Rubin makes a very interesting analogy between sex and food to explain the interaction between biology and social/cultural forces. Humans naturally become hungry when they need to eat, but a biological level of understanding of this process does not give any clues to the complexities of cuisine: the wide variations in what is acceptable/unacceptable to eat in different cultures, personal preferences for different kinds of food, vast differences in preparation and presentation, etc. Similarly, we need a body, a brain, genitalia and the capacity for communication in order to have sex, but an understanding of these biological factors does not explain the wide range of different sexual practices, experiences and forms.
To extend this analogy I would point out that we never think of being vegetarian/non-vegetarian as being something biological in the way we think of being gay, bi or straight. We assume that aspects of sex are ‘natural’ in ways that we do not when it comes to other human preferences like food. We also place a great deal more significance on sex than we do on any other motivations or desires. Small differences in sexual values and preferences are seen as extremely important and threatening, in a way that is not true for variations in diet or menu. As Rubin points out (p310): ‘a person is not considered immoral, is not sent to prison, and is not expelled from her or his family, for enjoying spicy cuisine.’ The same cannot be said for enjoying spicy sex!

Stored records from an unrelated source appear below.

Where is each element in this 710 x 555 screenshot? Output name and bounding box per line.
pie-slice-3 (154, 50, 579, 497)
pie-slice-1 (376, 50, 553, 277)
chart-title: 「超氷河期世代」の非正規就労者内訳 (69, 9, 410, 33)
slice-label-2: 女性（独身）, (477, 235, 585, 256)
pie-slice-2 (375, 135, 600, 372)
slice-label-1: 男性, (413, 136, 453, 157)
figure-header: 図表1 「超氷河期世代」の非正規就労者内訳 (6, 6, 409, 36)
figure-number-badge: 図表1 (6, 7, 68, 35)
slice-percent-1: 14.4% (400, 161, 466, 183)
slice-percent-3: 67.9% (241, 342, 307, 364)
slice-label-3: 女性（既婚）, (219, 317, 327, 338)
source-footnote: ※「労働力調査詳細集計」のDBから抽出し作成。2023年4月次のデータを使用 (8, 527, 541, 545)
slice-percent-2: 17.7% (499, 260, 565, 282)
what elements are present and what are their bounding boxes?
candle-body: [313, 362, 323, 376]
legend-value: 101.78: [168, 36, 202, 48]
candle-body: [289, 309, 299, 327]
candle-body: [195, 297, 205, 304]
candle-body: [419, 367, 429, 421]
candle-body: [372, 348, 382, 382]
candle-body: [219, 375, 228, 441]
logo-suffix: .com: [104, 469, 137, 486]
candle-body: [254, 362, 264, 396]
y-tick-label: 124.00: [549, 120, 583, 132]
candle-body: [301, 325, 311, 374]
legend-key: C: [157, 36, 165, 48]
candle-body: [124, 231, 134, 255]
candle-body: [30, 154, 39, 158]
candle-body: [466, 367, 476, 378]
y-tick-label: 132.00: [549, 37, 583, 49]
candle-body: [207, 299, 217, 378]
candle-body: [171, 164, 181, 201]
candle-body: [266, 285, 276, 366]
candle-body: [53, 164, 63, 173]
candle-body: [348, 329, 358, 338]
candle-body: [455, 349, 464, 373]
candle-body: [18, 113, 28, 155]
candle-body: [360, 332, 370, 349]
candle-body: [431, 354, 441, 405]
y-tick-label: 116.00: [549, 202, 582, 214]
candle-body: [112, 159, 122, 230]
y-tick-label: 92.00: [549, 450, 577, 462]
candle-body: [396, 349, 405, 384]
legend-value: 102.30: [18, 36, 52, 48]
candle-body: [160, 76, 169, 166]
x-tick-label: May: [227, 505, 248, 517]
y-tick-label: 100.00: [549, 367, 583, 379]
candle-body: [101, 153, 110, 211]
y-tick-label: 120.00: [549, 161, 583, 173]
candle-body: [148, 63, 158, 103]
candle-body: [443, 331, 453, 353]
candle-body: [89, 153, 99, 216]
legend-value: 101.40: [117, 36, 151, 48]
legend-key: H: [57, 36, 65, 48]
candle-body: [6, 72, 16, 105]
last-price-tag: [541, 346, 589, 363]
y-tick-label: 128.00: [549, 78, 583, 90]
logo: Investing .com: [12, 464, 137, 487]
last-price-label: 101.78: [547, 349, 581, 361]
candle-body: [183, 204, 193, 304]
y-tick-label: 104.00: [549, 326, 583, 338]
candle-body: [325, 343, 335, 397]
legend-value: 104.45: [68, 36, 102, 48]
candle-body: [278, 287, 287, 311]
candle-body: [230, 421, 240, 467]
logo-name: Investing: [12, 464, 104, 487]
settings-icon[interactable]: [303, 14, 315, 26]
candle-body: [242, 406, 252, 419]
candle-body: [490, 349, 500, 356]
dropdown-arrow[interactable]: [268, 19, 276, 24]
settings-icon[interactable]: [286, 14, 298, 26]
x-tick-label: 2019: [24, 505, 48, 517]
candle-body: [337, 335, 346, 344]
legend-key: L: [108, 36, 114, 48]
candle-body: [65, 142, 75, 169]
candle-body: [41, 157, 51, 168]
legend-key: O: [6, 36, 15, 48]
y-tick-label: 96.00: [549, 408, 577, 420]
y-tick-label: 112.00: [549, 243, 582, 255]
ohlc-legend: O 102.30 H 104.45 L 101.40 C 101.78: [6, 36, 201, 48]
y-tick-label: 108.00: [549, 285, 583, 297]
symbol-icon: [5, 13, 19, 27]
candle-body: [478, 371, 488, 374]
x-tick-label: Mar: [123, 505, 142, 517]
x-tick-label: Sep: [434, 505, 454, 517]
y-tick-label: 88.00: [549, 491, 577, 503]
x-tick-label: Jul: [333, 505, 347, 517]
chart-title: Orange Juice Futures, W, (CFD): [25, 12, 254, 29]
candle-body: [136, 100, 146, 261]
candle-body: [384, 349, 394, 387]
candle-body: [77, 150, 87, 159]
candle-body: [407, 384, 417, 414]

Rubin argues that one of the most tenacious ideas about sex is that there is one best way of doing it and everyone should do it that way. She says that ‘most people find it difficult to grasp that whatever they like to do sexually will be thoroughly repulsive to someone else, and that whatever repels them sexually will be the most treasured delight of someone, somewhere…Most people mistake their sexual preferences for a universal system that will or should work for everyone’ (p283). Rubin states that people may differ in where they draw the line between the inner and outer circle, but most systems of sexual judgement, whether religious, psychological, feminist, or socialist, attempt to draw a line somewhere and to determine which acts fall on which side of it. People worry that crossing the boundary between the inner and outer circle will be the first step on a slippery slope. If we cross the line at all it is feared that ‘the barrier against scary sex will crumble and something unspeakable will skitter across’ (p282).
Rubin’s aim was to create an ‘accurate, humane and genuinely liberatory body of thought about sexuality’ (p275). To this end, she suggests that instead of judging sexual acts according to some arbitrary line between ‘good, normal, natural sex’ and ‘bad, abnormal, unnatural sex’, we should judge sexualities by the way people treat one another, the level of mutual consideration, the presence or absence of coercion and the quantity and quality of the pleasures they provide. My experience of the bi, poly and SM communities so far suggests that emphasis is clearly placed on such aspects. This is highlighted in books like The Ethical Slut and Screw the Roses Send me the Thorns.